Maybe he needed a gun. Just to scare these people. But you could only scare someone if you were serious and if they could see exactly how serious you were by the look in your eyes. And he wouldn’t be serious if the gun wasn’t loaded . . .
And what use was a loaded gun if you didn’t intend to use it?
“Fuck it,” he said, putting the Beretta back in its cloth. He rummaged around behind the other packages—he had explosives in there, too; almost every other soldier brought something with them back into civvy life—until he found another length of oiled rag. Inside was a black gleaming dagger, his Lucky 13: five inches of rubberized handgrip and eight inches of polished steel, a blade so sharp you could perform surgery with it. He’d bought it in Germany one time wh
en they’d been training there. Its weight and balance were perfect for him. It had felt almost supernatural, the way the thing molded to his hand. He’d been persuaded to buy it by the two men on weekend leave with him. The knife cost just under a week’s wages.
“For old times’ sake,” he said, slipping it into his overnight bag.
He crossed by ferry to Oban, which was where the tail started.
Just the one car, he reckoned. To be sure, he led it a merry dance all the way to Inveraray. Just north of the town he pulled the Land Rover over suddenly, got out, and went to the back, looking in as though to check he hadn’t forgotten something. The car behind was too close to stop; it had to keep going right past him. He looked up as it drew level, and watched the impassive faces of the two men in front.
“Bye-bye,” he said, closing the back, watching the car go. Hard to tell from their faces who the men were or who they might work for, but he was damned sure they’d been following him since he’d hit the mainland: most cars would have stuck to the main road through Dalmally and south towards Glasgow, but when Reeve had headed on the much less popular route to Inveraray, this one had followed.
He started driving again. He didn’t know if they’d have organized a second car by now, of if they’d have to call someone to organize backup.

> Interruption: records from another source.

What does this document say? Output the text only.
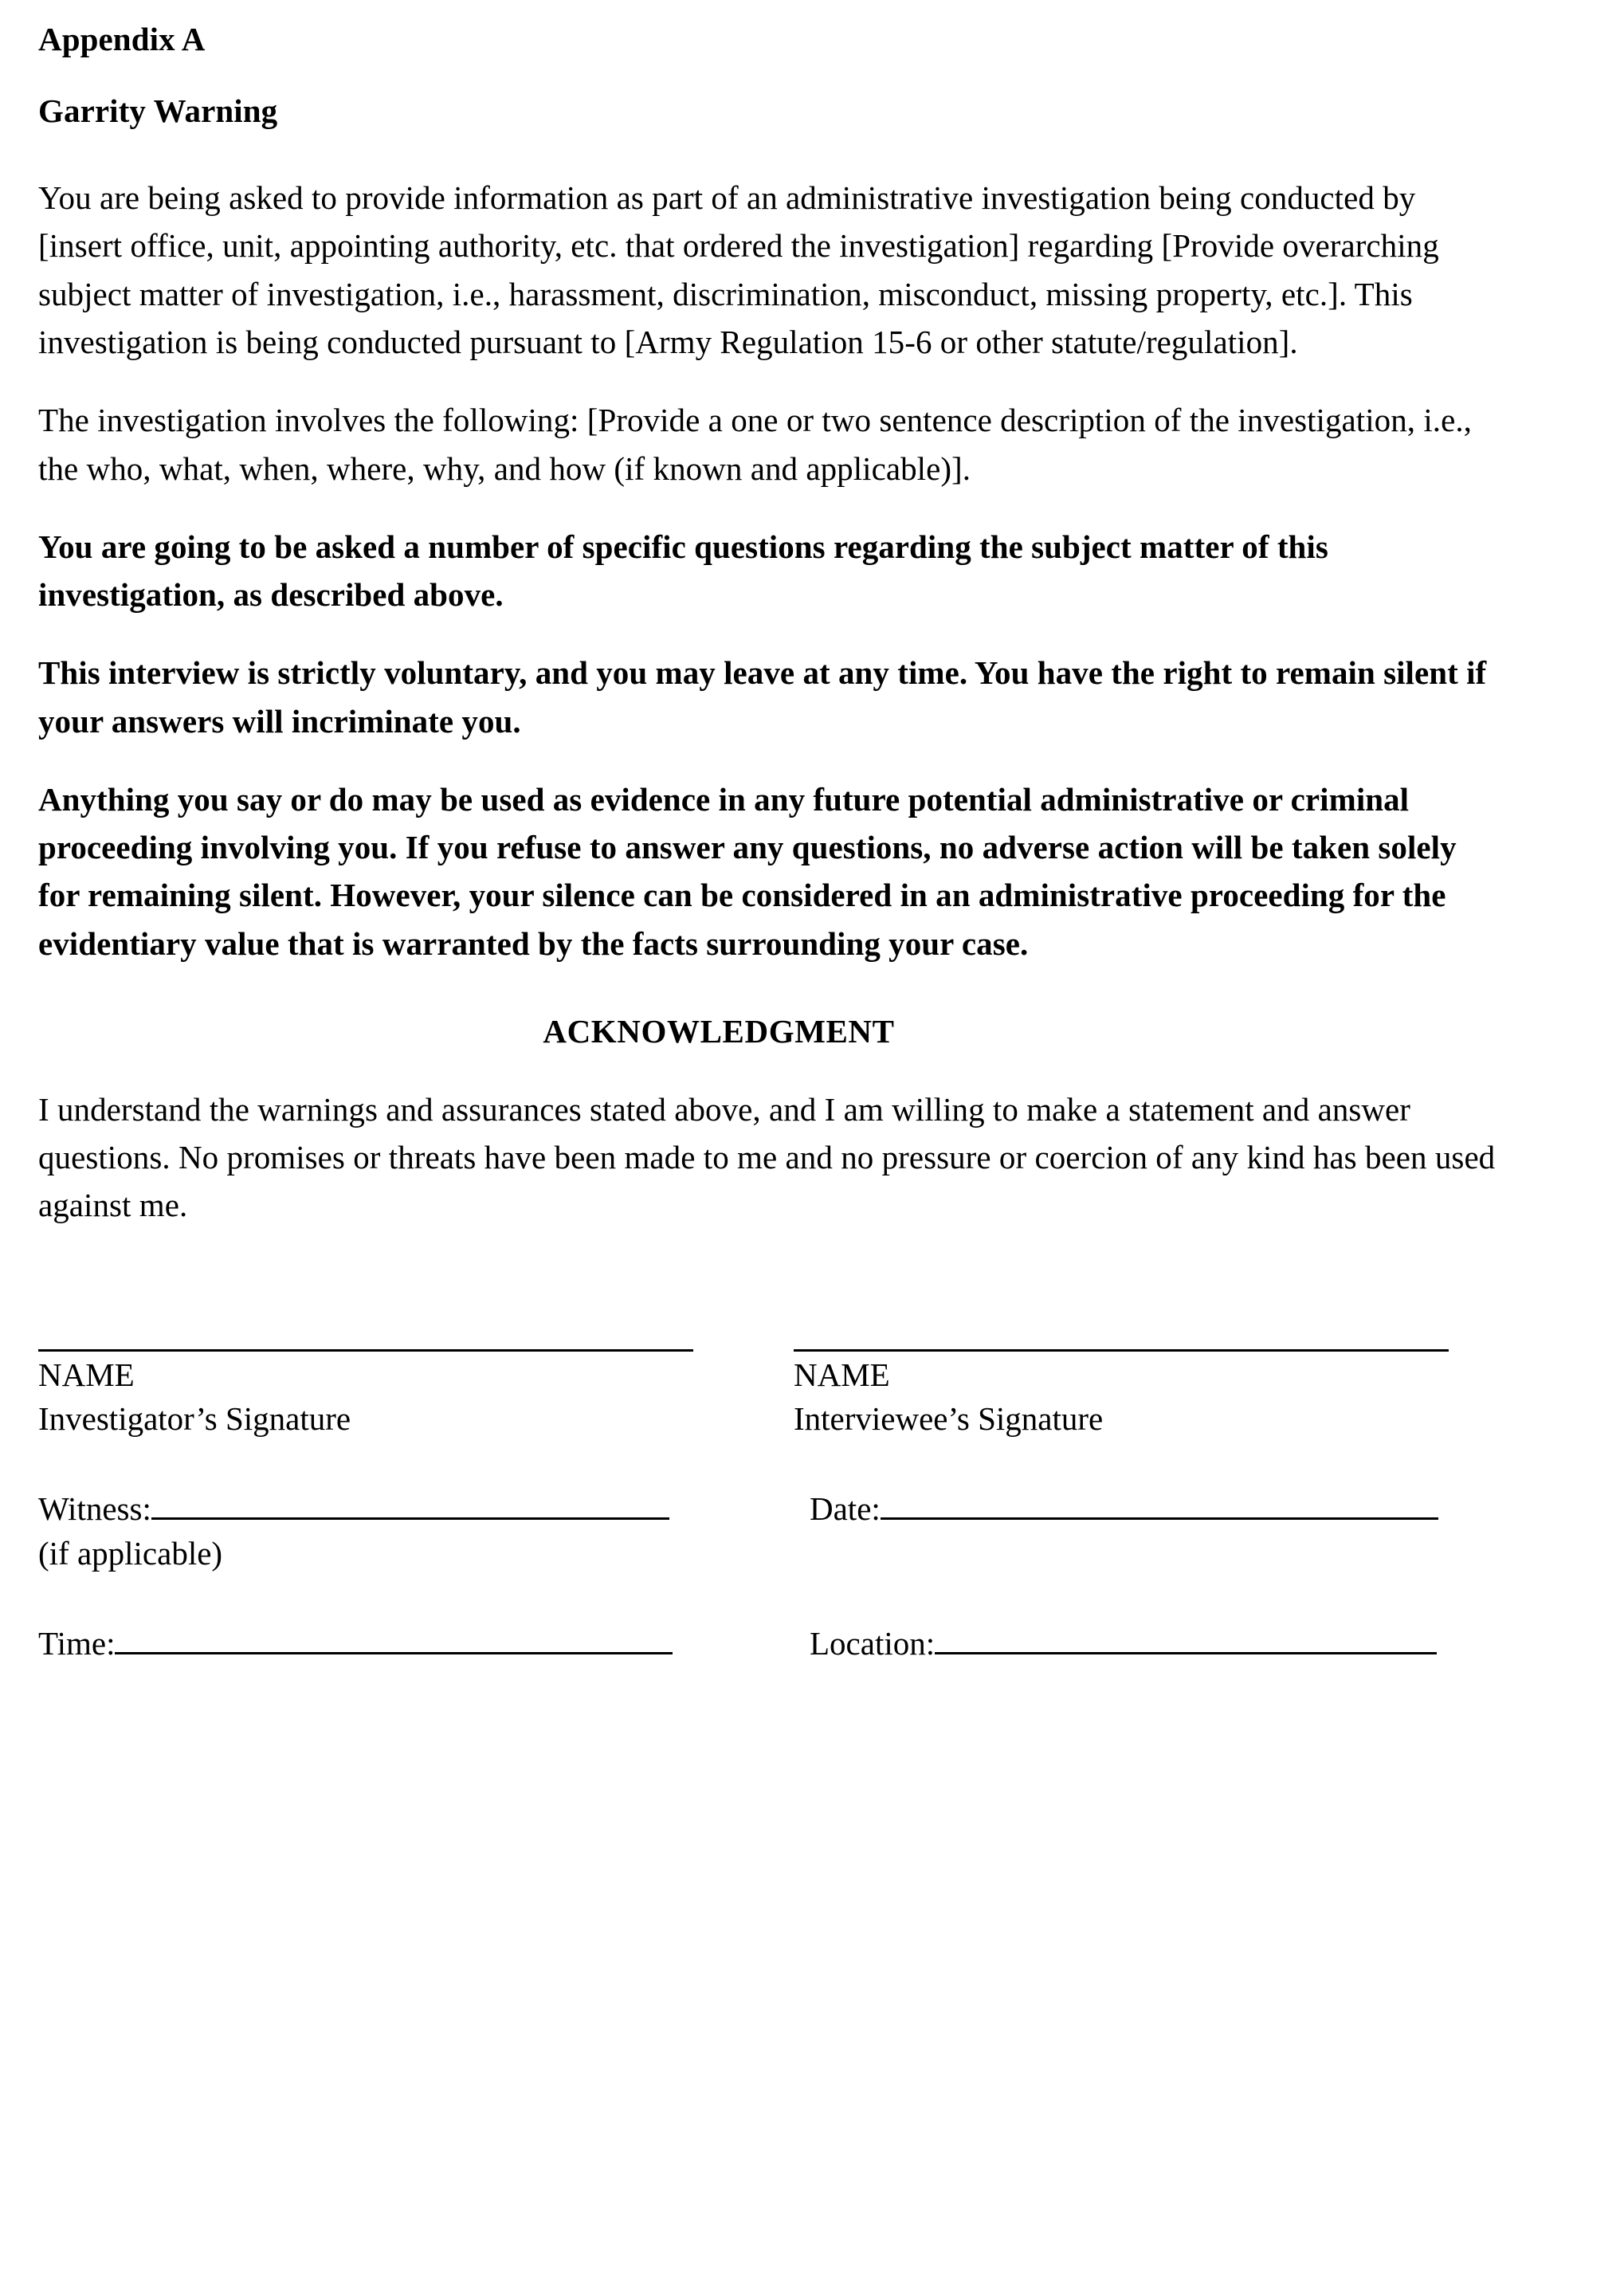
Appendix A
Garrity Warning

You are being asked to provide information as part of an administrative investigation being conducted by [insert office, unit, appointing authority, etc. that ordered the investigation] regarding [Provide overarching subject matter of investigation, i.e., harassment, discrimination, misconduct, missing property, etc.]. This investigation is being conducted pursuant to [Army Regulation 15-6 or other statute/regulation].

The investigation involves the following: [Provide a one or two sentence description of the investigation, i.e., the who, what, when, where, why, and how (if known and applicable)].

You are going to be asked a number of specific questions regarding the subject matter of this investigation, as described above.

This interview is strictly voluntary, and you may leave at any time. You have the right to remain silent if your answers will incriminate you.

Anything you say or do may be used as evidence in any future potential administrative or criminal proceeding involving you. If you refuse to answer any questions, no adverse action will be taken solely for remaining silent. However, your silence can be considered in an administrative proceeding for the evidentiary value that is warranted by the facts surrounding your case.

ACKNOWLEDGMENT

I understand the warnings and assurances stated above, and I am willing to make a statement and answer questions. No promises or threats have been made to me and no pressure or coercion of any kind has been used against me.

NAME
Investigator’s Signature
NAME
Interviewee’s Signature
Witness:
(if applicable)
Date:
Time:	Location:
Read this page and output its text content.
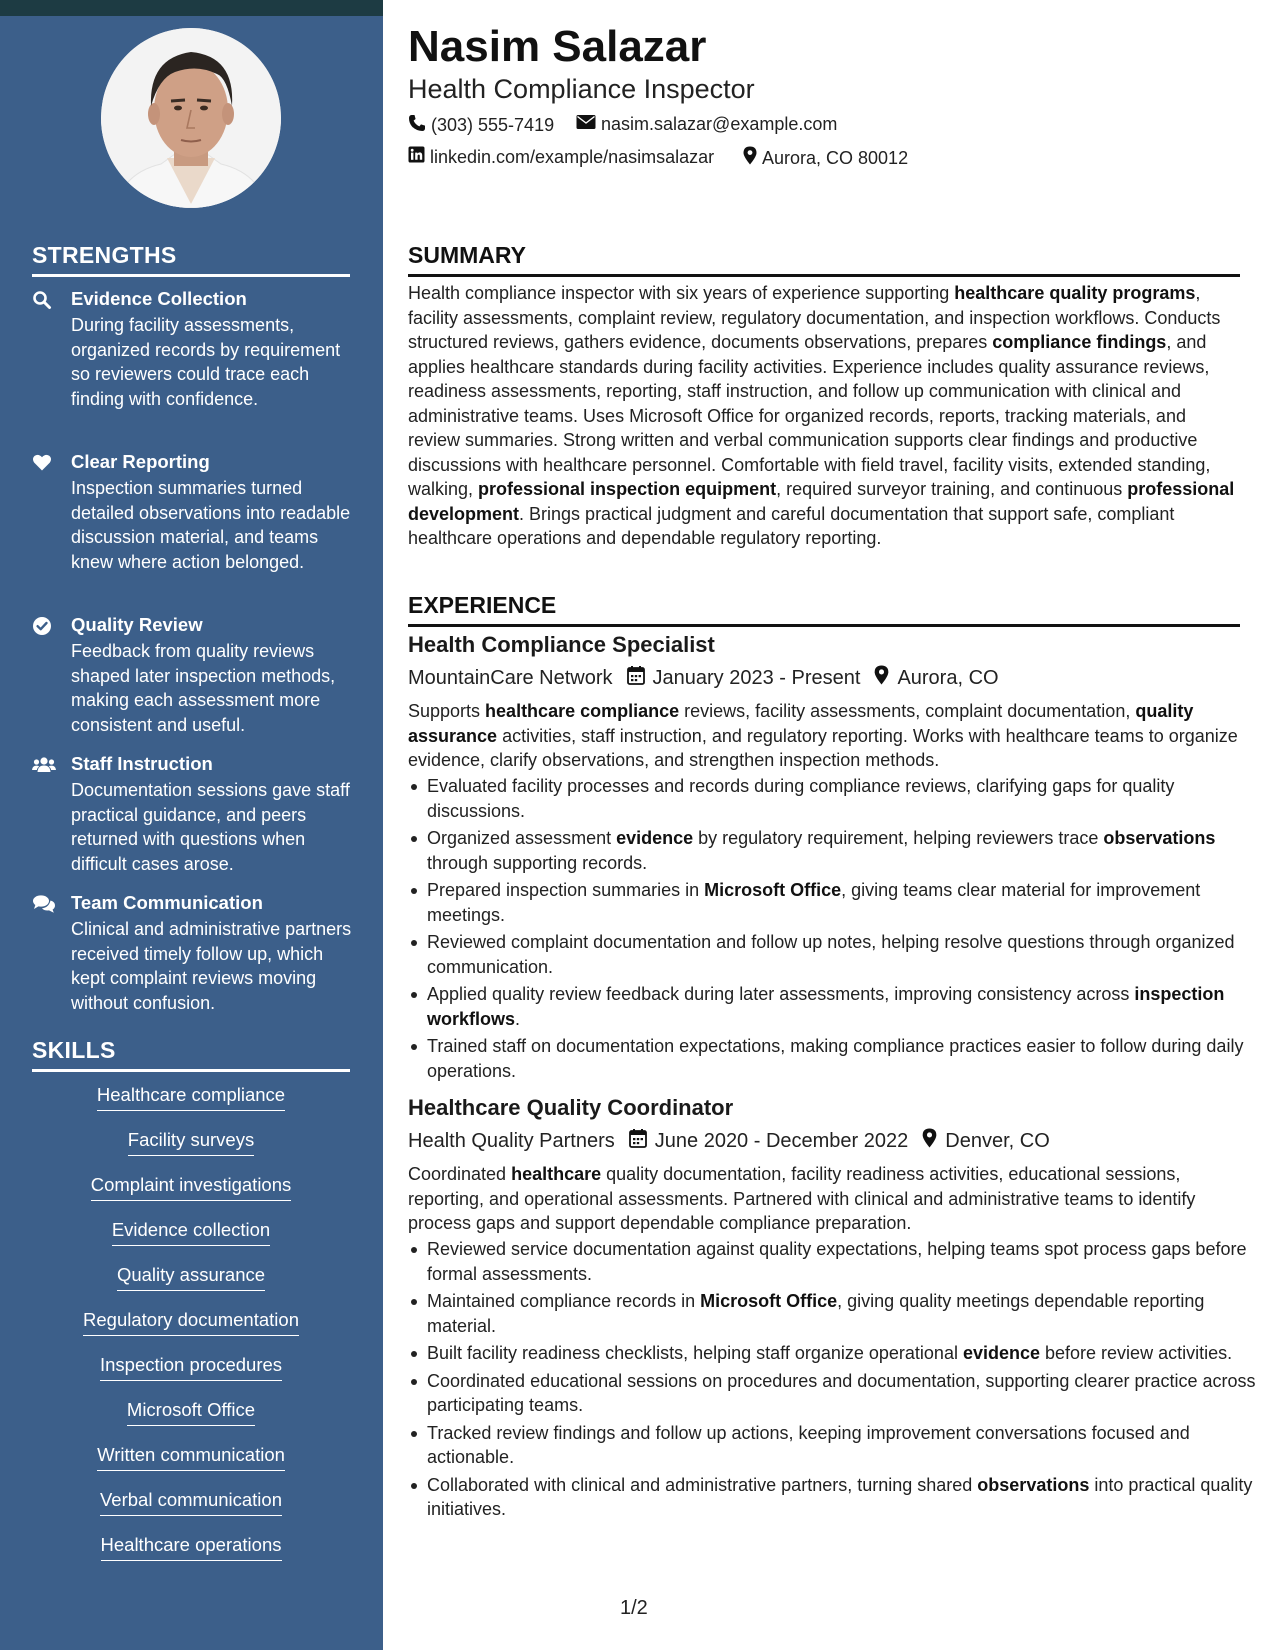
STRENGTHS
Evidence Collection
During facility assessments, organized records by requirement so reviewers could trace each finding with confidence.
Clear Reporting
Inspection summaries turned detailed observations into readable discussion material, and teams knew where action belonged.
Quality Review
Feedback from quality reviews shaped later inspection methods, making each assessment more consistent and useful.
Staff Instruction
Documentation sessions gave staff practical guidance, and peers returned with questions when difficult cases arose.
Team Communication
Clinical and administrative partners received timely follow up, which kept complaint reviews moving without confusion.
SKILLS
Healthcare compliance
Facility surveys
Complaint investigations
Evidence collection
Quality assurance
Regulatory documentation
Inspection procedures
Microsoft Office
Written communication
Verbal communication
Healthcare operations
Nasim Salazar
Health Compliance Inspector
(303) 555-7419	nasim.salazar@example.com
linkedin.com/example/nasimsalazar	Aurora, CO 80012
SUMMARY
Health compliance inspector with six years of experience supporting healthcare quality programs, facility assessments, complaint review, regulatory documentation, and inspection workflows. Conducts structured reviews, gathers evidence, documents observations, prepares compliance findings, and applies healthcare standards during facility activities. Experience includes quality assurance reviews, readiness assessments, reporting, staff instruction, and follow up communication with clinical and administrative teams. Uses Microsoft Office for organized records, reports, tracking materials, and review summaries. Strong written and verbal communication supports clear findings and productive discussions with healthcare personnel. Comfortable with field travel, facility visits, extended standing, walking, professional inspection equipment, required surveyor training, and continuous professional development. Brings practical judgment and careful documentation that support safe, compliant healthcare operations and dependable regulatory reporting.
EXPERIENCE
Health Compliance Specialist
MountainCare Network January 2023 - Present Aurora, CO
Supports healthcare compliance reviews, facility assessments, complaint documentation, quality assurance activities, staff instruction, and regulatory reporting. Works with healthcare teams to organize evidence, clarify observations, and strengthen inspection methods.
Evaluated facility processes and records during compliance reviews, clarifying gaps for quality discussions.
Organized assessment evidence by regulatory requirement, helping reviewers trace observations through supporting records.
Prepared inspection summaries in Microsoft Office, giving teams clear material for improvement meetings.
Reviewed complaint documentation and follow up notes, helping resolve questions through organized communication.
Applied quality review feedback during later assessments, improving consistency across inspection workflows.
Trained staff on documentation expectations, making compliance practices easier to follow during daily operations.
Healthcare Quality Coordinator
Health Quality Partners June 2020 - December 2022 Denver, CO
Coordinated healthcare quality documentation, facility readiness activities, educational sessions, reporting, and operational assessments. Partnered with clinical and administrative teams to identify process gaps and support dependable compliance preparation.
Reviewed service documentation against quality expectations, helping teams spot process gaps before formal assessments.
Maintained compliance records in Microsoft Office, giving quality meetings dependable reporting material.
Built facility readiness checklists, helping staff organize operational evidence before review activities.
Coordinated educational sessions on procedures and documentation, supporting clearer practice across participating teams.
Tracked review findings and follow up actions, keeping improvement conversations focused and actionable.
Collaborated with clinical and administrative partners, turning shared observations into practical quality initiatives.
1/2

He just knew he didn’t want to be driving anywhere much now that they were on to him. So he headed into the center of town. Close combat, he was thinking as he headed for his revised destination.
The Thirty Arms had a parking lot, but Reeve parked on the street outside. They didn’t hand out parking tickets after six o’clock. Locals called it the Thirsty Arms, but the pub’s true name was a reference to the fifteen men in a rugby side. It was the closest this quiet lochside town had to a “dive,” which was to say that it was a rough-and-ready place which didn’t see many female clients. Reeve knew this because he dropped in sometimes, preferring the drive via Inveraray to the busier route. The owner had a tongue you could strike matches on.
“Go get that red fuckin’ carpet, will you?” he said to someone as Reeve entered the bar. “It’s been that long since this bastard bought a drink in here I was thinking of selling up.”